Mickey and Minnie Mouse welcoming visitors to Disneyland.

Image source: Walt Disney.

Walt Disney

The third no-brainer stock to buy with $1,000 right now is none other than the famed "House of Mouse," Walt Disney (DIS -0.04%).

Disney has faced no shortage of headwinds since this decade began. The COVID-19 pandemic shuttered its theme parks and meaningfully slowed movie production and releases. It's also contending with a weaker advertising environment for its legacy media operations, as well as sizable operating losses as it builds out its direct-to-consumer (streaming) segment.

Despite these challenges, Walt Disney's undisputed competitive advantages and clear signs of operating progress should have long-term investors excited for the future.

Perhaps the best reason to buy shares of Walt Disney is that its collective business can't be duplicated. While there are other theme parks to visit and movies/shows to watch, the scope of Disney's content library and the emotions/engagement it can evoke simply can't be matched by any other company. Moats are incredibly hard to come by on Wall Street -- but Walt Disney has certainly established one in the entertainment industry.

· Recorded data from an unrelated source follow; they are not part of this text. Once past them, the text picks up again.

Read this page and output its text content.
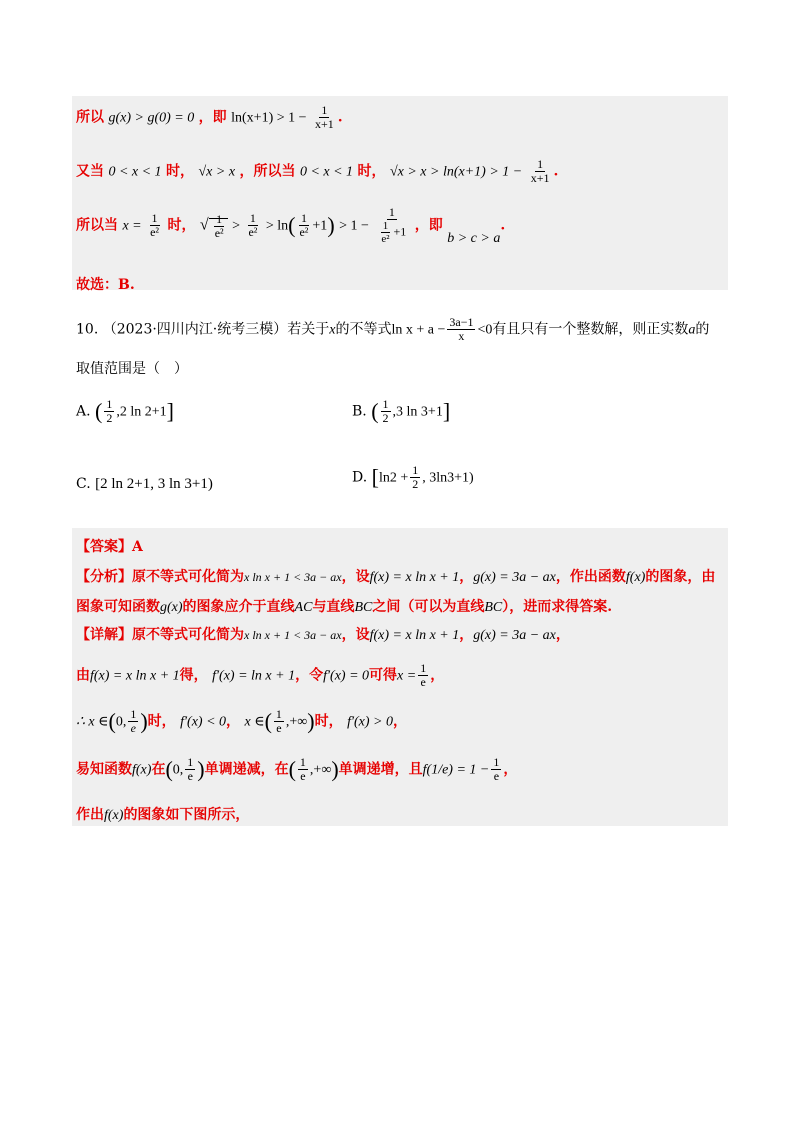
所以 g(x) > g(0) = 0 ，即 $\ln(x+1) > 1 - \frac{1}{x+1}$ .
又当 0 < x < 1 时， √x > x ，所以当 0 < x < 1 时， $√x > x > \ln(x+1) > 1 - \frac{1}{x+1}$ .
所以当 $x = \frac{1}{\text{e²}}$ 时， √ $\frac{1}{\text{e²}} > \frac{1}{\text{e²}} > \ln( \frac{1}{\text{e²}} +1) > 1 - \frac{1}{\frac{1}{\text{e²}} +1}$ ，即 b > c > a.
故选：B.
10. （2023·四川内江·统考三模）若关于x的不等式$\ln x + a - \frac{3a-1}{x} <0$有且只有一个整数解，则正实数a的
取值范围是（　）
A. ( $\frac{1}{2} ,2$ ln 2+1]	B. ( $\frac{1}{2} ,3$ ln 3+1]
C. [2 ln 2+1, 3 ln 3+1)	D. [$\ln 2 + \frac{1}{2}$ , 3ln3+1)
【答案】A
【分析】原不等式可化简为x ln x + 1 < 3a − ax，设f(x) = x ln x + 1，g(x) = 3a − ax，作出函数f(x)的图象，由
图象可知函数g(x)的图象应介于直线AC与直线BC之间（可以为直线BC），进而求得答案.
【详解】原不等式可化简为x ln x + 1 < 3a − ax，设f(x) = x ln x + 1，g(x) = 3a − ax，
由f(x) = x ln x + 1得， f′(x) = ln x + 1，令f′(x) = 0可得$x = \frac{1}{e}$ ，
∴ x ∈(0, $\frac{1}{e}$ )时， f′(x) < 0， x ∈( $\frac{1}{e}$ ,+∞)时， f′(x) > 0，
易知函数f(x)在(0, $\frac{1}{e}$ )单调递减，在( $\frac{1}{e}$ ,+∞)单调递增，且$f(1/e) = 1 - \frac{1}{e}$ ，
作出f(x)的图象如下图所示，
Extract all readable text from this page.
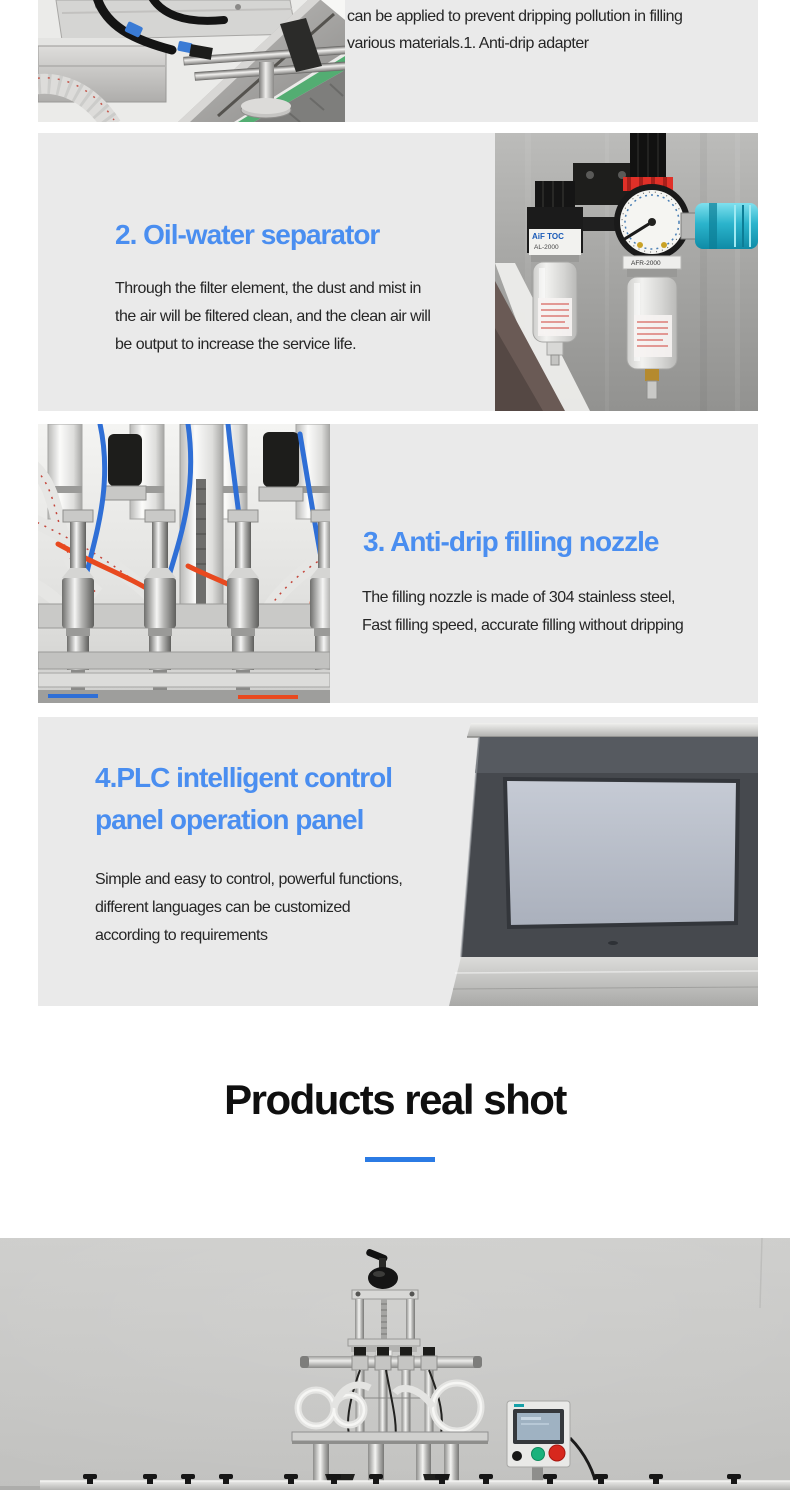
can be applied to prevent dripping pollution in filling
various materials.1. Anti-drip adapter

2. Oil-water separator

Through the filter element, the dust and mist in
the air will be filtered clean, and the clean air will
be output to increase the service life.

AiF TOC
AL-2000
AFR-2000
3. Anti-drip filling nozzle

The filling nozzle is made of 304 stainless steel,
Fast filling speed, accurate filling without dripping

4.PLC intelligent control
panel operation panel

Simple and easy to control, powerful functions,
different languages can be customized
according to requirements

Products real shot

The advantage of being an irreplaceable business can be seen in its pricing power. The admission price at Disneyland in Southern California has outpaced the prevailing inflation by a factor of 10 since the park opened in the summer of 1955. However, the fun factor and engagement Disney's products and services bring to the table have consumers willingly paying higher prices.

Another reason investors can be excited is the company's marked improvement from its streaming segment. Direct-to-consumer (DTC) lost $420 million during the fiscal fourth quarter (ended Sept. 30) compared to a $1.41 billion loss in the prior-year period. Purposeful cost-cutting, enticing new content, and much-needed subscription price hikes are working their magic. The company expects its DTC segment to reach profitability by the fiscal fourth quarter of 2024.

Lastly, Walt Disney is attractively priced. Full-year earnings are expected to more than double over the next four years as cost-cutting makes the company more efficient, the ad climate improves, and DTC swings to recurring profits. It looks like a surefire bargain, and that's no goofing around.